New expectations from consumers takes its toll
As innovations in fintech advance, customer expectations are shifting. A recent Blumberg Capital survey showed that not only do customers think banks are failing to deliver their needs, but 57 per cent of respondents believe the traditional bank will be extinct within their lifetime.
The primary reasons consumers are abandoning the traditional banks and going for online fintech options is because they feel they can have more power over their finances, access services they had previously felt locked out of and, ultimately, will be better off financially.
“Banks need to adapt, adopt or hasta la vista, baby,” Blumberg founder and managing partner David Blumberg says.

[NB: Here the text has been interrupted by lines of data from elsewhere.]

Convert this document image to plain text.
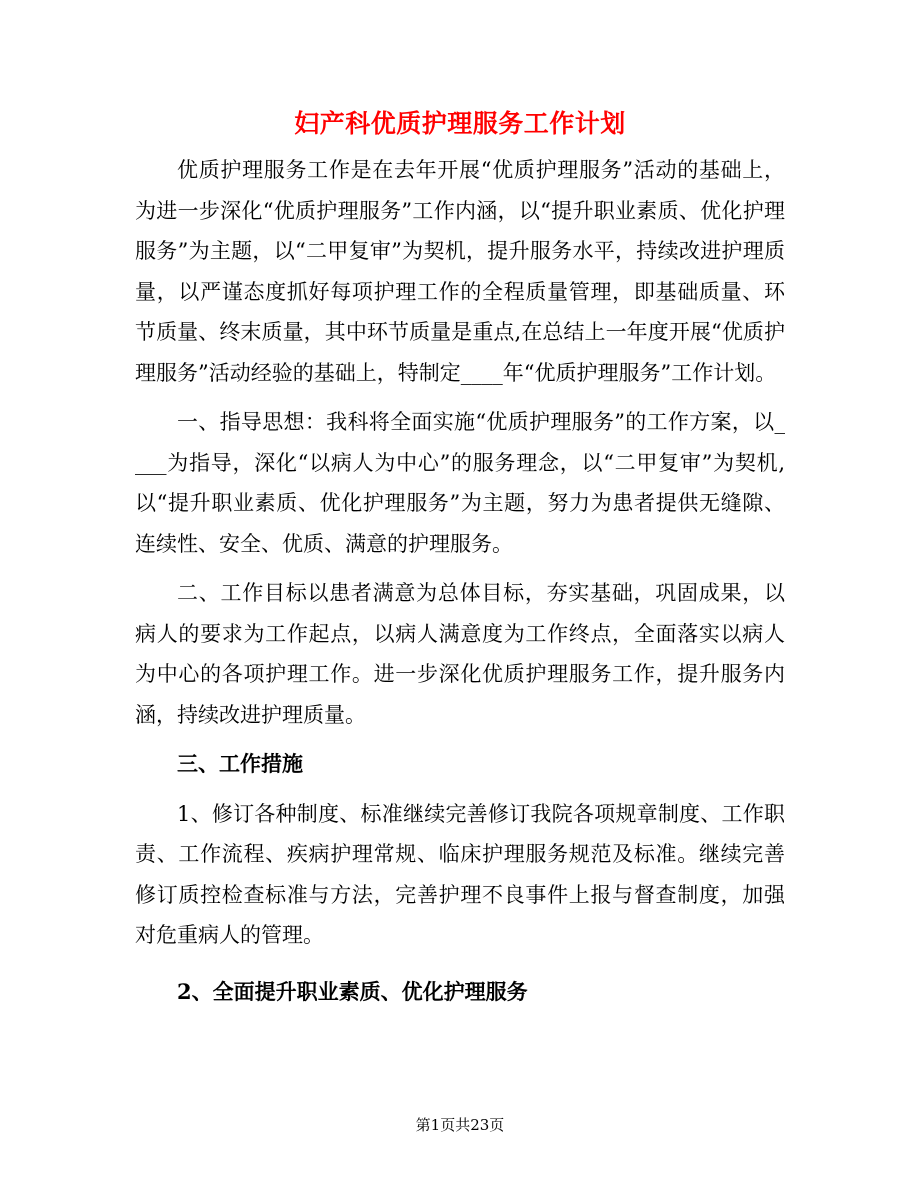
妇产科优质护理服务工作计划

优质护理服务工作是在去年开展“优质护理服务”活动的基础上，为进一步深化“优质护理服务”工作内涵，以“提升职业素质、优化护理服务”为主题，以“二甲复审”为契机，提升服务水平，持续改进护理质量，以严谨态度抓好每项护理工作的全程质量管理，即基础质量、环节质量、终末质量，其中环节质量是重点,在总结上一年度开展“优质护理服务”活动经验的基础上，特制定____年“优质护理服务”工作计划。

一、指导思想：我科将全面实施“优质护理服务”的工作方案，以____为指导，深化“以病人为中心”的服务理念，以“二甲复审”为契机,以“提升职业素质、优化护理服务”为主题，努力为患者提供无缝隙、连续性、安全、优质、满意的护理服务。

二、工作目标以患者满意为总体目标，夯实基础，巩固成果，以病人的要求为工作起点，以病人满意度为工作终点，全面落实以病人为中心的各项护理工作。进一步深化优质护理服务工作，提升服务内涵，持续改进护理质量。

三、工作措施

1、修订各种制度、标准继续完善修订我院各项规章制度、工作职责、工作流程、疾病护理常规、临床护理服务规范及标准。继续完善修订质控检查标准与方法，完善护理不良事件上报与督查制度，加强对危重病人的管理。

2、全面提升职业素质、优化护理服务

第1页共23页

Regulatory pressure and its effect on the big banks
If digital disruption and an army of fintech competitors wasn’t enough for the banks to wear, it doesn’t help that they are mired in a mass of government red tape.
Ever since the global financial crisis, there has been widespread calls for regulatory reform in the banking sector.
A parliamentary banking review has become a political football between the government and the opposition, with both sides freely taking shots at the banks and pushing harder for greater regulation.
The big banks were forced to raise $18 million from shareholders in 2015 to meet regulations, and will have to rattle the tins again in the coming years.
What the banks are doing to combat these challenges
Artificial intelligence is expected to come into play in the coming years to help personalise the automation process. National Australia Bank is already using it through IBM’s Watson supercomputer in its online-only UBank division.
Banks are also taking the fight all the way to Silicon Valley to develop innovation solutions, and ANZ recently poached Google Australia boss Maile Carnegie in a clear sign they are taking the digital fight seriously.
Ultimately, it will be the consumers that are likely to win; because it is much easier to strengthen a strong banking sector, than a weak one.